My guess on what Joseph meant is something like they do around here where each year they burn down thousands of acres with some nasty chemical and plant corn. Next year they burn it down and plant soy, see, rotated.
I also have a small garden, my idea of rotation is I generally don't plant the same crop in the same spot as the year before, plus something is about always growing. Right now I have short season pole beans growing on spent corn stalks. The corn was harvested, leaves stripped and beans planted a couple weeks ago.

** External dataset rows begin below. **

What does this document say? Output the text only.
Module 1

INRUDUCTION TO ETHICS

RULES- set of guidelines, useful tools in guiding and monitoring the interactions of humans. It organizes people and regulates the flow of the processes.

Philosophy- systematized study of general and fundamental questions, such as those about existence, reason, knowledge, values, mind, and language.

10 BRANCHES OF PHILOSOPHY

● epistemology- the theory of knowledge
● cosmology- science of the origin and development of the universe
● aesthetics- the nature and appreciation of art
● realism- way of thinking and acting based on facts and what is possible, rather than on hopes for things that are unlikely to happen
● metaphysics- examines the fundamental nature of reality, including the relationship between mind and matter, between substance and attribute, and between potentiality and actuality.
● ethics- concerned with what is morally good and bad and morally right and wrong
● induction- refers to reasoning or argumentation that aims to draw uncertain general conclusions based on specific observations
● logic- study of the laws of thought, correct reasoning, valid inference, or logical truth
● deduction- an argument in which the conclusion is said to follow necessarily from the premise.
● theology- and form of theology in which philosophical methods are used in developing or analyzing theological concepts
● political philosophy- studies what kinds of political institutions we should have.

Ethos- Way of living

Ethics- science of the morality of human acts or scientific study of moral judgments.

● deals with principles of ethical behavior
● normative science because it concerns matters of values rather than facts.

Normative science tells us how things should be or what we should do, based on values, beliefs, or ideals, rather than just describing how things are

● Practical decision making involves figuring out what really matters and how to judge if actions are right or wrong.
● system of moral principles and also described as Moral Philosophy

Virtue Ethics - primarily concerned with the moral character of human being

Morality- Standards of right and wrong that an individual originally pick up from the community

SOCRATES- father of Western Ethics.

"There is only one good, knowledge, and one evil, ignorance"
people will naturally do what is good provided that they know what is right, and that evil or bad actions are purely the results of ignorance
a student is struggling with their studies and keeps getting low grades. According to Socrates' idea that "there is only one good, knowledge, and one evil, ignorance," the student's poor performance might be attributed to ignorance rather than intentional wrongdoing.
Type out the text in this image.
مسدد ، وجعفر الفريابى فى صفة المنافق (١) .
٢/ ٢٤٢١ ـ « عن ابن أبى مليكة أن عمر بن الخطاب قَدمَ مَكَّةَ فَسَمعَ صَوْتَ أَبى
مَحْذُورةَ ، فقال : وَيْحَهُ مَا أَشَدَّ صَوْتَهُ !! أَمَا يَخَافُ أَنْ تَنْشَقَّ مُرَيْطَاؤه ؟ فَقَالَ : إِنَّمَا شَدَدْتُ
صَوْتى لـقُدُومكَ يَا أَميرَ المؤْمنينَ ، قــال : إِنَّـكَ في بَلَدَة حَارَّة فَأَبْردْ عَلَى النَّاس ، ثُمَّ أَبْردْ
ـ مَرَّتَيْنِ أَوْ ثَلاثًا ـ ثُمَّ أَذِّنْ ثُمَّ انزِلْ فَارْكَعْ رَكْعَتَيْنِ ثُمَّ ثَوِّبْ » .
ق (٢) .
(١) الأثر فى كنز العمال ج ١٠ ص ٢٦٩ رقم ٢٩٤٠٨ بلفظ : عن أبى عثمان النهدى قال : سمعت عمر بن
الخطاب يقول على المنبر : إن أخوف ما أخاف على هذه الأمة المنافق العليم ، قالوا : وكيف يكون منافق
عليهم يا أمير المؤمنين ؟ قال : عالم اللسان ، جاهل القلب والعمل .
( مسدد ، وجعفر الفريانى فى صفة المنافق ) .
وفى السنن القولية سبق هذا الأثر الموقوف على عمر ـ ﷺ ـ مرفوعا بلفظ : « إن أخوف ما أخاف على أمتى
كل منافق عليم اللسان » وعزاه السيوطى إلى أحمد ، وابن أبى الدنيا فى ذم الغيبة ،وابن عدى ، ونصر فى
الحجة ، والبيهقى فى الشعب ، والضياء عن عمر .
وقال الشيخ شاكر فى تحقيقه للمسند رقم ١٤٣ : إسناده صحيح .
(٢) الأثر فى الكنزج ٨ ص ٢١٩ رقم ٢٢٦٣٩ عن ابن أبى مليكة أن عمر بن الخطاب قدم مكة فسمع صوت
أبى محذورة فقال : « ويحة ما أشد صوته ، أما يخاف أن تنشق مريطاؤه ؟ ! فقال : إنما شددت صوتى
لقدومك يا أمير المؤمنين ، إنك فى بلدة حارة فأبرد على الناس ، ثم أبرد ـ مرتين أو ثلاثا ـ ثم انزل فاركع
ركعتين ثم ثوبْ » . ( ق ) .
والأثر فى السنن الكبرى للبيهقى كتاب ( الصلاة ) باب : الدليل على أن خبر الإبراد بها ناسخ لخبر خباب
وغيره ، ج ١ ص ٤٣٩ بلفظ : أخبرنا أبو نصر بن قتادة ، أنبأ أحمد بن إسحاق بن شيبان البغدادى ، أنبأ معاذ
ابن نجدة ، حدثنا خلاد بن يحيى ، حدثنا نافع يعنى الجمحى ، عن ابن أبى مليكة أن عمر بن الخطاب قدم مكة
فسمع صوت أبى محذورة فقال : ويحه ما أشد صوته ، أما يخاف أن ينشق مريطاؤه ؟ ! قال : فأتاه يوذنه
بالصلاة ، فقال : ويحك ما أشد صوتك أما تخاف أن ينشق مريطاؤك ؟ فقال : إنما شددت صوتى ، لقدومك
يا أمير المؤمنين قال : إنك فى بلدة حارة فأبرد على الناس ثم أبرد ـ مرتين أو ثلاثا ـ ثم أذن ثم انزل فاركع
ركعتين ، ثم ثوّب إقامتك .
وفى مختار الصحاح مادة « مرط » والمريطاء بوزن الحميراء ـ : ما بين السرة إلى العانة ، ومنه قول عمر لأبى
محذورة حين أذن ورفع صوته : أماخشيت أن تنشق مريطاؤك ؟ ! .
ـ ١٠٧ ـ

Any empty spot gets planted with something about any time there is season enough to grow it. Also plant stuff for winter cover, mostly turnips and radish. I have pounds of seed so in a few days I will just throw it pretty much everywhere to come up as it wants as things like tomatoes are harvested.
I don't
compost I just pick out spots where I throw everything and later rake off the big stuff, pitch it in another spot and plant something. Noting except what is eaten ever leaves my garden. Even diseased tomato plants are composted in place, I just plant something else where the tomatoes were the year before so I guess that also is rotation. I don't have time or inclination to worry to much over what specific thing should follow what other specific thing.
I don't till or hardly even dig, just rake if necessary and hoe a little to plant. If a bed is badly weedy I scrape it all off with a sharp hoe into the paths. Later when the crop is up I scrape it back up and toss between the rows.
I am still in awe of how much easier it is and how much better my stuff grows than back when I did use a tiller.